From Amazon: Irish by birth but a trendy New Yorker for the past eight years, Rachel Walsh learns just what it means to have too much fun in this lively drama about addiction and recovery. Rachel enjoys cocaine, alcohol and meeting men in bars, especially men wearing tight leather pants. She can match anybody's hilarious anecdotes about a Catholic childhood, but recently her life's gone awry, and God has become "more like a celestial stand-up comic" than a "benign old guy with long hair." When she wakes up in a hospital emergency room and finds she's been diagnosed as a suicidal drug addict, she's enraged. She's also broke and unemployed, and her boyfriend has abandoned her. As a final indignity, her father takes her back home and books her into Dublin's Betty Ford-like clinic, the Cloisters. Famous for a clientele of rock stars, it should be a glamorous spa, but it isn't. Quarters are spartan, clients do housework and group therapy is humiliating. It could be worse, though, and there's one good-looking fellow-inmate who might, or might not, be a lifeline post-Cloisters. This novel isn't a how-to on overcoming addiction but an examination, often comic, of treatment that is expected to result in personality changes necessary for recovery. Smart-ass Rachel actually becomes a beguiling heroine after learning to wake up and cook eggs at about the same time in the morning she used to fall into somebody's bed in New York. Clever badinage ("the only way to get over one man is get under another") unfortunately sometimes gives way to phrases like "pantie-meltingly gorgeous."

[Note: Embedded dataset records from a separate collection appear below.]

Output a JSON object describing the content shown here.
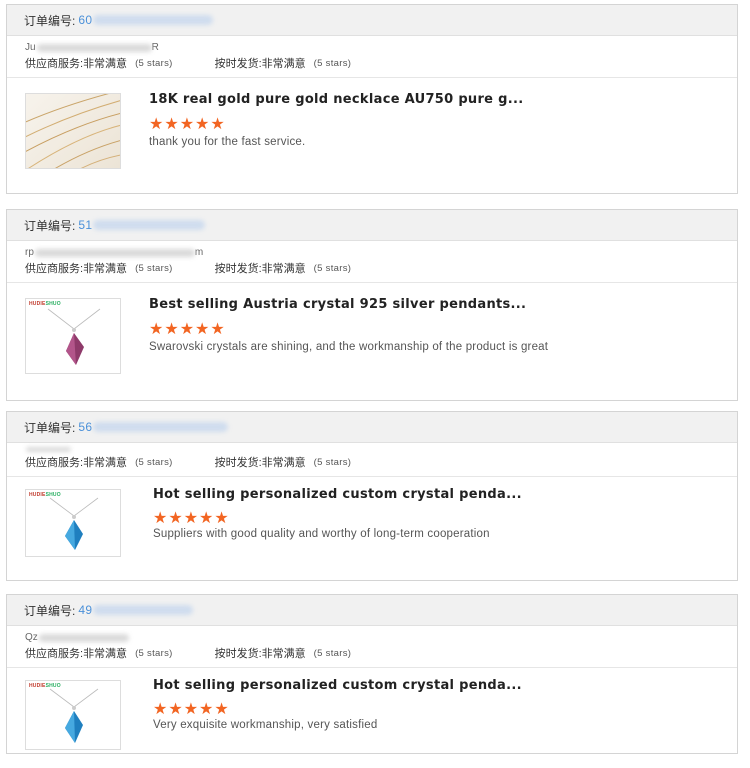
{
  "labels": {
    "order_no": "订单编号:",
    "supplier_service": "供应商服务:",
    "on_time_delivery": "按时发货:",
    "rating_text": "非常满意",
    "rating_stars_text": "(5 stars)",
    "brand_a": "HUDIE",
    "brand_b": "SHUO"
  },
  "orders": [
    {
      "order_prefix": "60",
      "buyer_prefix": "Ju",
      "buyer_suffix": "R",
      "product_title": "18K real gold pure gold necklace AU750 pure g...",
      "stars": "★★★★★",
      "rating": 5,
      "review": "thank you for the fast service."
    },
    {
      "order_prefix": "51",
      "buyer_prefix": "rp",
      "buyer_suffix": "m",
      "product_title": "Best selling Austria crystal 925 silver pendants...",
      "stars": "★★★★★",
      "rating": 5,
      "review": "Swarovski crystals are shining, and the workmanship of the product is great"
    },
    {
      "order_prefix": "56",
      "buyer_prefix": "",
      "buyer_suffix": "",
      "product_title": "Hot selling personalized custom crystal penda...",
      "stars": "★★★★★",
      "rating": 5,
      "review": "Suppliers with good quality and worthy of long-term cooperation"
    },
    {
      "order_prefix": "49",
      "buyer_prefix": "Qz",
      "buyer_suffix": "",
      "product_title": "Hot selling personalized custom crystal penda...",
      "stars": "★★★★★",
      "rating": 5,
      "review": "Very exquisite workmanship, very satisfied"
    }
  ],
  "colors": {
    "star": "#f26522",
    "order_link": "#4a90d9",
    "header_bg": "#f1f1f1"
  }
}
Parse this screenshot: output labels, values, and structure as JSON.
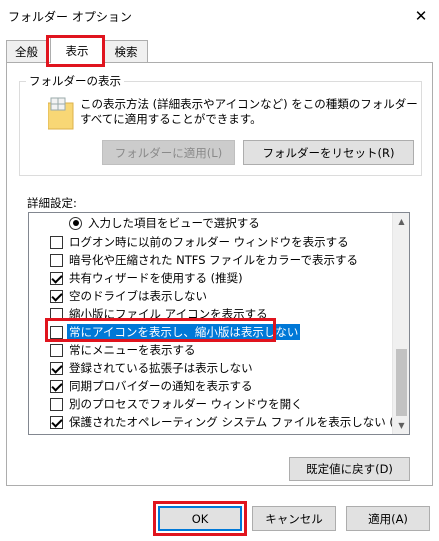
{
  "window": {
    "title": "フォルダー オプション",
    "close_glyph": "✕"
  },
  "tabs": [
    {
      "label": "全般",
      "active": false
    },
    {
      "label": "表示",
      "active": true
    },
    {
      "label": "検索",
      "active": false
    }
  ],
  "folder_view": {
    "group_title": "フォルダーの表示",
    "description": "この表示方法 (詳細表示やアイコンなど) をこの種類のフォルダーすべてに適用することができます。",
    "apply_to_folders_label": "フォルダーに適用(L)",
    "apply_to_folders_enabled": false,
    "reset_folders_label": "フォルダーをリセット(R)"
  },
  "advanced": {
    "label": "詳細設定:",
    "items": [
      {
        "type": "radio",
        "checked": true,
        "label": "入力した項目をビューで選択する",
        "selected": false
      },
      {
        "type": "checkbox",
        "checked": false,
        "label": "ログオン時に以前のフォルダー ウィンドウを表示する",
        "selected": false
      },
      {
        "type": "checkbox",
        "checked": false,
        "label": "暗号化や圧縮された NTFS ファイルをカラーで表示する",
        "selected": false
      },
      {
        "type": "checkbox",
        "checked": true,
        "label": "共有ウィザードを使用する (推奨)",
        "selected": false
      },
      {
        "type": "checkbox",
        "checked": true,
        "label": "空のドライブは表示しない",
        "selected": false
      },
      {
        "type": "checkbox",
        "checked": false,
        "label": "縮小版にファイル アイコンを表示する",
        "selected": false
      },
      {
        "type": "checkbox",
        "checked": false,
        "label": "常にアイコンを表示し、縮小版は表示しない",
        "selected": true
      },
      {
        "type": "checkbox",
        "checked": false,
        "label": "常にメニューを表示する",
        "selected": false
      },
      {
        "type": "checkbox",
        "checked": true,
        "label": "登録されている拡張子は表示しない",
        "selected": false
      },
      {
        "type": "checkbox",
        "checked": true,
        "label": "同期プロバイダーの通知を表示する",
        "selected": false
      },
      {
        "type": "checkbox",
        "checked": false,
        "label": "別のプロセスでフォルダー ウィンドウを開く",
        "selected": false
      },
      {
        "type": "checkbox",
        "checked": true,
        "label": "保護されたオペレーティング システム ファイルを表示しない (推奨)",
        "selected": false
      }
    ],
    "restore_defaults_label": "既定値に戻す(D)"
  },
  "footer": {
    "ok_label": "OK",
    "cancel_label": "キャンセル",
    "apply_label": "適用(A)"
  },
  "highlight_color": "#e0141e",
  "selection_color": "#0078d7"
}
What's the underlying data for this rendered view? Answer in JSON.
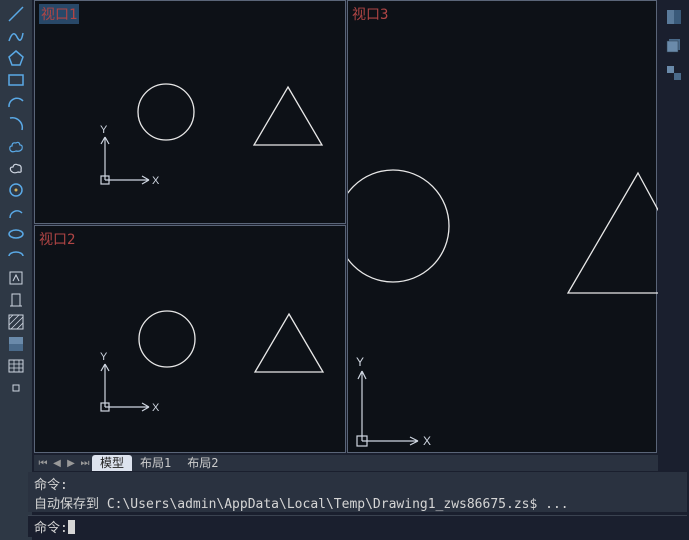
{
  "viewports": {
    "vp1": {
      "label": "视口1",
      "xaxis": "X",
      "yaxis": "Y"
    },
    "vp2": {
      "label": "视口2",
      "xaxis": "X",
      "yaxis": "Y"
    },
    "vp3": {
      "label": "视口3",
      "xaxis": "X",
      "yaxis": "Y"
    }
  },
  "tabs": {
    "model": "模型",
    "layout1": "布局1",
    "layout2": "布局2"
  },
  "command": {
    "history_line1": "命令:",
    "history_line2": "自动保存到 C:\\Users\\admin\\AppData\\Local\\Temp\\Drawing1_zws86675.zs$ ...",
    "prompt": "命令:"
  },
  "toolbar_left": {
    "items": [
      "line",
      "spline",
      "polygon",
      "rectangle",
      "arc",
      "arc2",
      "revision-cloud",
      "cloud",
      "circle",
      "arc3",
      "ellipse",
      "ellipse-arc",
      "insert-block",
      "create-block",
      "hatch",
      "gradient",
      "table",
      "point"
    ]
  },
  "toolbar_right": {
    "items": [
      "properties",
      "layers",
      "tool-palettes"
    ]
  },
  "window_controls": {
    "minimize": "−",
    "restore": "❐",
    "close": "✕"
  },
  "colors": {
    "bg": "#0d1117",
    "panel": "#2a3240",
    "toolbar": "#2e3845",
    "vp_label": "#b04545",
    "stroke": "#e8e8e8",
    "accent_blue": "#5aa9e6"
  }
}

02/19/07 I adored this book!

Wednesday, February 07, 2007

Self Storage by Gayle Brandeis #5 ****

From Amazon: Flan Parker is floundering: her sweet but hapless husband, Shae, is procrastinating on finishing his dissertation, their young children are running wild, and the beloved yard sales she holds in their University of California-Riverside student housing cul-de-sac are under fire from the housing office. Then Flan becomes fascinated with her Afghani neighbors, particularly the wife, Sodaba, hidden beneath a burqa. When Sodaba, pulling into her driveway, accidentally runs over Flan's daughter, racial tension in the community is heightened. The unlikely friendship that develops between Sodaba and Flan in the accident's aftermath sparks its share of trouble as the FBI begins investigating Sodaba's husband for suspected ties to terrorism.

02/12 I thourghly enjoyed this story! I could relate to Flan on so many levels it was great.

Friday, February 02, 2007

Second Summer of the Sisterhood by Ann Brashares #4 ****

From Amazon: Like the summer before, Carmen, Bridget, Tibby, and Lena share their individual adventures with the Pants collective, creating an engaging, kaleidoscopic narrative of four voices. This summer, Tibby attends a film program in Virginia and Bridget (Bee), whose mother has died, impulsively jets off to Alabama to get reacquainted with her estranged grandmother. Lovely Lena tries to protect herself from the heartbreak of loving her long-distance Greek god boyfriend Kostos, and Carmen deals (poorly) with her mother dating again and having the nerve to borrow the Pants!

The Second Summer, while breezy and fun to read, deals seriously with love lost and found, death, and finding the courage to live honestly. The teens' lessons are often painful, but the Sisterhood prevails.

02/12 This is a fun read and look forward to seeing the girls grow in the next book.